La presidenta de la CHD avanza que todos los proyectos del organismo de cuenca estarán sujetos a un estudio de viabilidad técnica, de coste y ambiental

JUAN LÓPEZ

«Es como una hipoteca. El que compra una casa tiene derecho a saber si está en un área inundable. Vamos a trabajar en esa línea». Cuatro meses en el cargo han permitido avanzar a la presidenta de la Confederación Hidrográfica del Duero (CHD), Cristina Danés, en un asunto tan polémico como las zonas con riesgo de inundación, después de episodios que, incluso, se han llevado vidas por este motivo en España. Recién llegada al cargo, esta licenciada en Ciencias Químicas, vinculada al mundo del agua durante toda su carrera, abre a Ical las puertas de su despacho. En un receso de este trajín de llamadas, firma de documentos propios de su sillón y reuniones, se toma una infusión y ofrece unos bombones mientras pasa revista de la situación de la cuenca y sus proyectos. Avanza un III Plan de Riberas y que el siguiente Plan Hidrológico hará hincapié en el cambio climático, pero todo ello sujeto a un estudio de viabilidad. «Ya hemos empezado a hacer visible a la sociedad el trabajo que se hace aquí», desliza.

- Lleva cuatro meses al frente de la CHD, ¿en qué situación se encuentra la cuenca del Duero?

- Estamos en una situación muy buena en relación a años anteriores, con los embalses a más del 56 por ciento de volumen embalsado. La diferencia es brutal respecto a noviembre de 2017, con casi 40 puntos más y 16 por encima de la media de los diez últimos años. El otoño está siendo lluvioso y vaticino que la situación mejorará todavía.

- Hace ahora un año, la principal preocupación que había era la sequía. ¿Cuál es principal reto que tiene por delante ahora la cuenca del Duero?

- La cuenca tiene que gestionar el recurso con una óptica diferente, independientemente de que la situación es buena. Hay que afrontar la evidencia del cambio climático y prepararnos para un futuro palpable de menos precipitaciones, menos caudal en los ríos y menos infiltraciones en los acuíferos. En momentos de bonanza como el actual es cuando hay que acometer esta visión.

- ¿De qué manera se puede afrontar desde un lugar 'pequeño' como Castilla y León el cambio climático?

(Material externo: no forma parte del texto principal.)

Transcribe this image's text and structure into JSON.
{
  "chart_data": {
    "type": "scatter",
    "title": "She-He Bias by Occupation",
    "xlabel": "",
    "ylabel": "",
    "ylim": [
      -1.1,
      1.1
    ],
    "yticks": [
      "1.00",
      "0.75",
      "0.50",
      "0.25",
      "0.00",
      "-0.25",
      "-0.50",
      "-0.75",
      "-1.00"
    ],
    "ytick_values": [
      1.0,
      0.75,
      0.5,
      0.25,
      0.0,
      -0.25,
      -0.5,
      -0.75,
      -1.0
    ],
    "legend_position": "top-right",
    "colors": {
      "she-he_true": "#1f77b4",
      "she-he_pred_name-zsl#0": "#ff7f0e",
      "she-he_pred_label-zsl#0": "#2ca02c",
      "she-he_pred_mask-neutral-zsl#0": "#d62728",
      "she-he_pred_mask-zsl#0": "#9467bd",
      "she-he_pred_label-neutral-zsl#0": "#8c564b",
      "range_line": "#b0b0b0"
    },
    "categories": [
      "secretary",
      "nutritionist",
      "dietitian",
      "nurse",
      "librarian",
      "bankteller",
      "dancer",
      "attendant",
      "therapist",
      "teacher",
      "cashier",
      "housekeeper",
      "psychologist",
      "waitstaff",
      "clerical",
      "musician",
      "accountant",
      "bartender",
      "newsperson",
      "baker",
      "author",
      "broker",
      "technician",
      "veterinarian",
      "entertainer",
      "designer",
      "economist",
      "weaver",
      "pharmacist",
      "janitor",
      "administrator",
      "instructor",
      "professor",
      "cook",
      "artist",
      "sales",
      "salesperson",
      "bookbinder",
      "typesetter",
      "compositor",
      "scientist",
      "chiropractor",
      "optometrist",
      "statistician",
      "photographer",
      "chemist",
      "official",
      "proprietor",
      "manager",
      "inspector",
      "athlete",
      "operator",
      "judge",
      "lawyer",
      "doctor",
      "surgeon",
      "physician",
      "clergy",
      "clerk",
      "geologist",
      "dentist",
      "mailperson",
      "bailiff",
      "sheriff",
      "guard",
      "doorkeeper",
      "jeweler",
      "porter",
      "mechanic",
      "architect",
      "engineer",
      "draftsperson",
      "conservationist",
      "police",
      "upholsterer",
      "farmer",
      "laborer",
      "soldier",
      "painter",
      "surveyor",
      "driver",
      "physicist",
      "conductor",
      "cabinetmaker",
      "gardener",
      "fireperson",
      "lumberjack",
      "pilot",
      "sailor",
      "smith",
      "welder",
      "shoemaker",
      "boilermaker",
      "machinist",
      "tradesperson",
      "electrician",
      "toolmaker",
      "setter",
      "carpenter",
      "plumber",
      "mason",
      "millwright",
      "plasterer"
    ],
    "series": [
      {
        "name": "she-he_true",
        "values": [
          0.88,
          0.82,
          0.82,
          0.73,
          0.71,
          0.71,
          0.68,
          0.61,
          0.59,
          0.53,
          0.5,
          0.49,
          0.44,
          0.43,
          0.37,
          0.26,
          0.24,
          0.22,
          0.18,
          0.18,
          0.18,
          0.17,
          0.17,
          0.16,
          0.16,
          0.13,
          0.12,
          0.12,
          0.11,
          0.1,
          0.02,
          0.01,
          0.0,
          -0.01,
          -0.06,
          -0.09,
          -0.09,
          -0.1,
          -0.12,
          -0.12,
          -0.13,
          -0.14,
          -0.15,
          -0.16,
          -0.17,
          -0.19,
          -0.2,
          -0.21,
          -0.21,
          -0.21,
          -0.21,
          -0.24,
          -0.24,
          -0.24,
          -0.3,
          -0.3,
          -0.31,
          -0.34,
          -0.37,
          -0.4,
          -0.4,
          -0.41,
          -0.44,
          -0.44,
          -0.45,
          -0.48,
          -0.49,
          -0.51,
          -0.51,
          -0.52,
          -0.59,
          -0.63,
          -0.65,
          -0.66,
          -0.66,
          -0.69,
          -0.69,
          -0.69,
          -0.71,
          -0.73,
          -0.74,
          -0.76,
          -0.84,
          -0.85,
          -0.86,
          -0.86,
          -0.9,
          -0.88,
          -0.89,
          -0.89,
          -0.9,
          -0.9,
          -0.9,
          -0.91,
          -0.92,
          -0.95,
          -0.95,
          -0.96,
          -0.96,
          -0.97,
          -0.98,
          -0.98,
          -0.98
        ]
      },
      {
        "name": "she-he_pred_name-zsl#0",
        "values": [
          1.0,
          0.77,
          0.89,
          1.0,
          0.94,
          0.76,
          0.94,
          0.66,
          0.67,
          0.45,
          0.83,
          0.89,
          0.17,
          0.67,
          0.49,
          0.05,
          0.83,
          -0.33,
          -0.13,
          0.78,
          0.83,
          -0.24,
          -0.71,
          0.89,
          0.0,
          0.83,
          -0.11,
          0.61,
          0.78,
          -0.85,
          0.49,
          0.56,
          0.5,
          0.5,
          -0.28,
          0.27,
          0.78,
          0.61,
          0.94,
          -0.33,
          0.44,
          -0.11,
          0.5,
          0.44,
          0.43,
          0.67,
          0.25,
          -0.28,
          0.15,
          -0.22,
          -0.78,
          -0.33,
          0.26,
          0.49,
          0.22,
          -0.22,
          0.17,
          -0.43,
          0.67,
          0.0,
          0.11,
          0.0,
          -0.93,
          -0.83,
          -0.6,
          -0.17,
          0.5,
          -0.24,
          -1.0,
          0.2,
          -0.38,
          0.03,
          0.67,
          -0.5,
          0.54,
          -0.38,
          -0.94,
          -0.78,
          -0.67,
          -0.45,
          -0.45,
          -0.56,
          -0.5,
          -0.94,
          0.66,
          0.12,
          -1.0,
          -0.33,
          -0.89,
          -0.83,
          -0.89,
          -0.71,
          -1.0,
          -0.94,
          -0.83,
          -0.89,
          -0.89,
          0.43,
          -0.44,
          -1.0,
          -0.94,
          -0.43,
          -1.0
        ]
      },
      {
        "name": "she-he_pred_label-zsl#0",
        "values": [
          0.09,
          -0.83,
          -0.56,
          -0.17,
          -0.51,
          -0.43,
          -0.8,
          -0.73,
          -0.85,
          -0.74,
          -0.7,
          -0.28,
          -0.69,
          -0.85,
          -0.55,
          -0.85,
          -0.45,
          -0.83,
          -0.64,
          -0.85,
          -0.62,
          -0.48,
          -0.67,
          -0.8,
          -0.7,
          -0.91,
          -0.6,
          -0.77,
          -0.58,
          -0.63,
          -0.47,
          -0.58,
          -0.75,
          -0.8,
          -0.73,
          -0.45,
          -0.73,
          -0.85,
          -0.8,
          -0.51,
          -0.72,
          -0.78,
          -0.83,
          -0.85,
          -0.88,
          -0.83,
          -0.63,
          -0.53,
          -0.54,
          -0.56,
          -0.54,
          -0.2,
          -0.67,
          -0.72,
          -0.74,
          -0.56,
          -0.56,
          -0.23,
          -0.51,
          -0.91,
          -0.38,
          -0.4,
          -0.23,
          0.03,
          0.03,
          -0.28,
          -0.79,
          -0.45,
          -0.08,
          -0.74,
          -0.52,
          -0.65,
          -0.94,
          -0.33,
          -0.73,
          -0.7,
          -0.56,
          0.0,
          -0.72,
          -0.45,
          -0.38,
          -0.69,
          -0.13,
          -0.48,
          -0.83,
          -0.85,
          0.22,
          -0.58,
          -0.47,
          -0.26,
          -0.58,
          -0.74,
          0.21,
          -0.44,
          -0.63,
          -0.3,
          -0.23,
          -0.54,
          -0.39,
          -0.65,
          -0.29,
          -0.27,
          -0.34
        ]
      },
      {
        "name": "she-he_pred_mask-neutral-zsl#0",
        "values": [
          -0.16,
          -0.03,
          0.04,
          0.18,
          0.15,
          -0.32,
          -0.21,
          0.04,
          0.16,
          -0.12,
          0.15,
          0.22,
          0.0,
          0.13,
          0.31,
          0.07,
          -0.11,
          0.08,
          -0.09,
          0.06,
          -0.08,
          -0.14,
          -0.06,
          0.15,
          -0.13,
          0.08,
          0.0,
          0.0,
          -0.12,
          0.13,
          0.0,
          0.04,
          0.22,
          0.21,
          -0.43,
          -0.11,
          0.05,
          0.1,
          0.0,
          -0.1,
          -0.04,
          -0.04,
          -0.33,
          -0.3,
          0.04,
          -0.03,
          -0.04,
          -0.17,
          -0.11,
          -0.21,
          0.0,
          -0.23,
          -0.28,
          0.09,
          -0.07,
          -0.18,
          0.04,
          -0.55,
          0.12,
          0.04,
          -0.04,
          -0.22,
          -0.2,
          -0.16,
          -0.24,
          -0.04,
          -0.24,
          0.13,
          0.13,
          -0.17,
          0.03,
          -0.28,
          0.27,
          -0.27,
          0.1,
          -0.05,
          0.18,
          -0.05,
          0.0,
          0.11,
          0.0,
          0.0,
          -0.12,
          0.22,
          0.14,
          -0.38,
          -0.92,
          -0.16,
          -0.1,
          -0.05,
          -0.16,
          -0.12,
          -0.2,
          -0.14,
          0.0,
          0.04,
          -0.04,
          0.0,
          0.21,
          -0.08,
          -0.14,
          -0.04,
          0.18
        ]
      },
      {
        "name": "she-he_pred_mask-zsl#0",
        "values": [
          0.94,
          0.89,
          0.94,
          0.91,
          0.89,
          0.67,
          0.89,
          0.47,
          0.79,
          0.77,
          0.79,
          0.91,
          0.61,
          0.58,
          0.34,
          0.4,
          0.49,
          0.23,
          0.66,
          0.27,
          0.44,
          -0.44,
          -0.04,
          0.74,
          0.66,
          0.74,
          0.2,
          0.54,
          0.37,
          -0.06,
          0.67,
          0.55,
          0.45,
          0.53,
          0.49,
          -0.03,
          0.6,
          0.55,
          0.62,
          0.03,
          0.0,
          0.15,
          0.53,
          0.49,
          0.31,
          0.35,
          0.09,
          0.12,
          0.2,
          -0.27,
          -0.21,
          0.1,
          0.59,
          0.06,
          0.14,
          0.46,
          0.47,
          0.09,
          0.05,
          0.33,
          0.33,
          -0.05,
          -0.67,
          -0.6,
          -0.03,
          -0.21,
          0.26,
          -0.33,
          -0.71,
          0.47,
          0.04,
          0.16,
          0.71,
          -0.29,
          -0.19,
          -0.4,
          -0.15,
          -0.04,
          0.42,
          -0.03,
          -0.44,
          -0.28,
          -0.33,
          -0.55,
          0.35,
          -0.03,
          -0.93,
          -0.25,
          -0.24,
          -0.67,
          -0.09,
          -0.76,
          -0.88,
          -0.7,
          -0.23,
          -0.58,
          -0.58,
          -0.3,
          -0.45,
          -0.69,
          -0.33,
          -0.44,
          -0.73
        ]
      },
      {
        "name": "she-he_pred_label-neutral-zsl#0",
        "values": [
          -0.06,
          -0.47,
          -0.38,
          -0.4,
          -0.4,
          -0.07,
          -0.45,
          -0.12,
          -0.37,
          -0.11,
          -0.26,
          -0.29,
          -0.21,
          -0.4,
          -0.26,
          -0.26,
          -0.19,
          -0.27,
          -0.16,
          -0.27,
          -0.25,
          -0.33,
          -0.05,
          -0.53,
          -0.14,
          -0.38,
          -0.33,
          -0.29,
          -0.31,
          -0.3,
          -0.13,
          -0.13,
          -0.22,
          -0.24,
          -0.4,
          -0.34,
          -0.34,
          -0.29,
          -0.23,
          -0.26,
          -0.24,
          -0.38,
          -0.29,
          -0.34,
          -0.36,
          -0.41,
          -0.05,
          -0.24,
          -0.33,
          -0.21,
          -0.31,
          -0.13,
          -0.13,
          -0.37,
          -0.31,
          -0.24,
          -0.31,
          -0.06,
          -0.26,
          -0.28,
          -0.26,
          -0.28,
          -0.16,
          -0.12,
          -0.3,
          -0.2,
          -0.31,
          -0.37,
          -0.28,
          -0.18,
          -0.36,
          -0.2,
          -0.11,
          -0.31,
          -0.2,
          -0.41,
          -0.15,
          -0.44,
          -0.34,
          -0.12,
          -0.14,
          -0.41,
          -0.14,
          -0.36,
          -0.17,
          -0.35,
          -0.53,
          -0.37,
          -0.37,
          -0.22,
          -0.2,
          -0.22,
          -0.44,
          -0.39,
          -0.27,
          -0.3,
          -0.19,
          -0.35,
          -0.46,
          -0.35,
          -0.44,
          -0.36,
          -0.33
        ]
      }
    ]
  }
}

- Con ahorro, eficiencia en la utilización del agua y otro tipo de medidas de gestión no estructurales, en beneficio de los cambios del comportamiento de los usuarios. Los ciudadanos no debemos despilfarrar, sino concienciarnos de que este recurso puede tener un efecto negativo evidente, según los modelos científicos que se conocen. Todos llegan a la misma conclusión y se observan cada vez sequías más frecuentes y largas e inundaciones más agresivas. El ciudadano lo está detectando.

«El otoño está siendo lluvioso y vaticino que la situación mejorará todavía»

- Su trayectoria laboral siempre ha estado muy relacionada con organismos vinculados al agua. ¿Cuál pretende que sea su aportación?

- Cambiar los hábitos y mentalidad del usuario, desde el regante, al abastecimiento o al aprovechamiento eléctrico. Que se utilicen medidas para lograr objetivos medioambientales de nuestras masas de agua, que está en el Plan Hidrológico. El siguiente hará más hincapié al cambio climático. Medidas de eficacia y ahorro existen, tanto cualitativas como cuantitativas. También hay que reducir la contaminación, los vertidos industriales… Es mejor prevenir en origen y no utilizar el agua residual como si fuera un sumidero de contaminantes.

- ¿Qué nivel de continuidad habrá a los proyectos de la anterior gestión?

- Sobre lo que estaba previsto son medidas que siguen adelante. Vamos a hacer un estudio de viabilidad de los proyectos de regulación y todo lo que se plantee pasará por este análisis de contenido técnico, su coste, viabilidad ambiental, etc.

- En materia de infraestructuras, ¿en qué momento se encuentran los proyectos de presas en el río Órbigo y qué plazos manejan?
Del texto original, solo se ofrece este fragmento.